Bitcoin has brought us the concept of a digital asset stored in a decentralized database called Blockchain.

Blockchain, however, can store much more than just value (i.e. the amount of coins we own). A blockchain can also store computer programs. These are called “smart contracts” (smart contracts), but this can be a somewhat confusing term since it is not a real contract. It is merely a computer program (code).

How are smart contracts different from regular computer programs?

Once a Smart Contract is uploaded to the Blockchain, it can never be deleted or changed (just like no one can delete the amount of Bitcoin someone owns). Once something is stored in the blockchain, it stays there forever.

You can’t store code in the Bitcoin blockchain, but you can store it in the Ethereum blockchain (that’s why they say Ethereum is a “smart contracts blockchain”).

This way, programmers can create decentralized programs (smart contracts / smart contracts) that allow lending / borrowing between many people, as well as buying / selling tokens (no central exchange needed anymore) and much more. This is what we call DeFi.,

DeFi: how ready-to-wear blockchain-based finance works

What does DeFi mean?

DeFi is short for Decentralized Finance or Decentralized Financial System.

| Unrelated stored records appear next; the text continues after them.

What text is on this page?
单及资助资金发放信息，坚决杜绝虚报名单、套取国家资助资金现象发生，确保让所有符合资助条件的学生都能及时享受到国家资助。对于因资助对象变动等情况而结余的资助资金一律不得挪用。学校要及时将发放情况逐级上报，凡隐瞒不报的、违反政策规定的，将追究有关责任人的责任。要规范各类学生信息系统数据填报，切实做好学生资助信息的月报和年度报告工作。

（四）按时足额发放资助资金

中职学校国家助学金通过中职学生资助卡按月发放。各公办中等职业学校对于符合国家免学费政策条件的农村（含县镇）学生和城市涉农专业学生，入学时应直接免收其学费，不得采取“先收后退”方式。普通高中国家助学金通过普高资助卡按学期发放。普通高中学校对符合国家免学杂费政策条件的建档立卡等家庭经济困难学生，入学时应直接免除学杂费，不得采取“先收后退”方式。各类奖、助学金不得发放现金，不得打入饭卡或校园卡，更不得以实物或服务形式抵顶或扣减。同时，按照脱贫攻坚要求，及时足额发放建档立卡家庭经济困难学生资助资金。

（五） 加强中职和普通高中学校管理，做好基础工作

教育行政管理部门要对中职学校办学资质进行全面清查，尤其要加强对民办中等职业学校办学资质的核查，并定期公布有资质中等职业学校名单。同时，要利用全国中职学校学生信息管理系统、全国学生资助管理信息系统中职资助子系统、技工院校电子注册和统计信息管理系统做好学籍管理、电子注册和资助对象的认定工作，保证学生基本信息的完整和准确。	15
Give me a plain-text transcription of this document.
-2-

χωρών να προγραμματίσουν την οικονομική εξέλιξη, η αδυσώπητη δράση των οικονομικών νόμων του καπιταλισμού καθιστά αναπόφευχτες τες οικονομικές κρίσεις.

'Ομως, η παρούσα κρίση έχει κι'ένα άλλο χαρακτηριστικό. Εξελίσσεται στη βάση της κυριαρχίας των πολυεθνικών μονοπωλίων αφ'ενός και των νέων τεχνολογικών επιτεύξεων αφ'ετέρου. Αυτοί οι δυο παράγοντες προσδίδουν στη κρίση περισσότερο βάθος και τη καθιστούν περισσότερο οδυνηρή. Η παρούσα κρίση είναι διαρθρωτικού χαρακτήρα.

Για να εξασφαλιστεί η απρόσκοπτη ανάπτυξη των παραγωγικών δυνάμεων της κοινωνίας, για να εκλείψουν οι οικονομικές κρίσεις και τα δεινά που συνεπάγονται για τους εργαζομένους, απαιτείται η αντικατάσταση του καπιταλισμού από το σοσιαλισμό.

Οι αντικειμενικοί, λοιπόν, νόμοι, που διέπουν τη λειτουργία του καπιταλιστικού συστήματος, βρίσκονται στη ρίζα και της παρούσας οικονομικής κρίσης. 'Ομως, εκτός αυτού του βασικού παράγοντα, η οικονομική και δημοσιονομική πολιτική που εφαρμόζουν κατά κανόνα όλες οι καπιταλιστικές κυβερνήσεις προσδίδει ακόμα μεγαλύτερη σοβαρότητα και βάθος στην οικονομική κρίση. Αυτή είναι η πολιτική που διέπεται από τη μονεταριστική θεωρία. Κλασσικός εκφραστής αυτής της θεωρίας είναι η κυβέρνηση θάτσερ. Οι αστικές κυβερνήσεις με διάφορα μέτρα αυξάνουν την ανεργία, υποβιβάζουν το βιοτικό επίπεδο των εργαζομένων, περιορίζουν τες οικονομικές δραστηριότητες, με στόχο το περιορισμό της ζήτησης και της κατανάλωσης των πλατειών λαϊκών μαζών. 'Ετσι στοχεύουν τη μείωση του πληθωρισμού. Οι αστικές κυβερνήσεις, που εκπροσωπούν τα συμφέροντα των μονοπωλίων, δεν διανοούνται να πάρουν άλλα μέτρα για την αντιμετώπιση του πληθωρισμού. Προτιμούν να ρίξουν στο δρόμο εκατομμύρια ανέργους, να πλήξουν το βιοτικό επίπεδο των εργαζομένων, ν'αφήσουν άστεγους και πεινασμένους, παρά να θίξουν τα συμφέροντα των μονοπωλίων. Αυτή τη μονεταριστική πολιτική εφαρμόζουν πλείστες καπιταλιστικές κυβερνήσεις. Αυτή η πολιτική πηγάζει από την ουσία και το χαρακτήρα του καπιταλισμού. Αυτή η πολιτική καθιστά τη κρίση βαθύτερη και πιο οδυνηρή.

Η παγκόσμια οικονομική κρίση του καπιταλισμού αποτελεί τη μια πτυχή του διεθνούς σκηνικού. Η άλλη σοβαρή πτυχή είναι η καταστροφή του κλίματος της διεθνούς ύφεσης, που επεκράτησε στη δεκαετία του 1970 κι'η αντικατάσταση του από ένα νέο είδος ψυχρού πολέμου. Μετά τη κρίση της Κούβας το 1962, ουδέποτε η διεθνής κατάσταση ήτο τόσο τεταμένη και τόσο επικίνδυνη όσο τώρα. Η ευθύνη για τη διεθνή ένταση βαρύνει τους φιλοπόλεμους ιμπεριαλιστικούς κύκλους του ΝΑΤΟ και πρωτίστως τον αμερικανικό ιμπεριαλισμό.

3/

This means that any financial service (such as lending, borrowing, trading, etc.) that we know from traditional finance can be performed in a decentralized and freely accessible manner in DeFi.

How does this affect me? Why should I care that something is decentralized and freely accessible?

Decentralization means that you have complete control over your own funds. There is no middleman in the middle who can freeze your finances.

Of course, such circumstances are very rare in the Western world, but someone living in a non-democratic country can face such consequences (if he/she speaks against the government, for example).

Open access means that one can use a service regardless of where one lives, gender, nationality, or race. Smart contracts do not discriminate.

Europeans often face such issues when trying to use web services from U.S. technology companies. This is not necessarily related to discrimination, but because the country is not supported. Blockchain applications (smart contracts) don’t care which country you are from, anyone can use them.

DeFi has become an alternative to current financial systems

Source: Images by Freepik

What are popular examples of DeFi apps?

Probably the most popular and widely used DeFi service is Venice Swap. With Venice Swap, you can buy or sell all tokens that are issued on the Ethereum network.

But what if a borrower doesn’t return the loan?

In order to receive the loan in the first place, the borrower must include collateral in the Aave Smart contract. Collateral can be any token supported by Aave.

For example, if a borrower wants to borrow 1000 USDC (a USD stablecoin), she must put up collateral in the form of an ETH. If she doesn’t repay the loan, Aave will automatically sell the locked ETH and repay the loan.

What are decentralized applications or DApps?

Why not just sell the ETH then?

If one believes that the value of ETH will increase, one would rather not sell the ETH, but instead take out a loan that can be repaid gradually.

In the meantime (if one is right) the ETH price will rise and when one repays the loan and gets back the ETH collateral, one will get out with a profit in the end.

Where do you learn more about DeFi and how blockchain works?

There are many resources – from YouTube videos to books. Like everything these days, there are endless resources and sources to teach yourself the knowledge. In our Cryptocurrencies & DeFi course, you’ll learn how the technology behind cryptocurrencies works (cryptography, mining, blockchain, etc.) and what other useful DeFi products and services are available besides Venice Swap and Aave.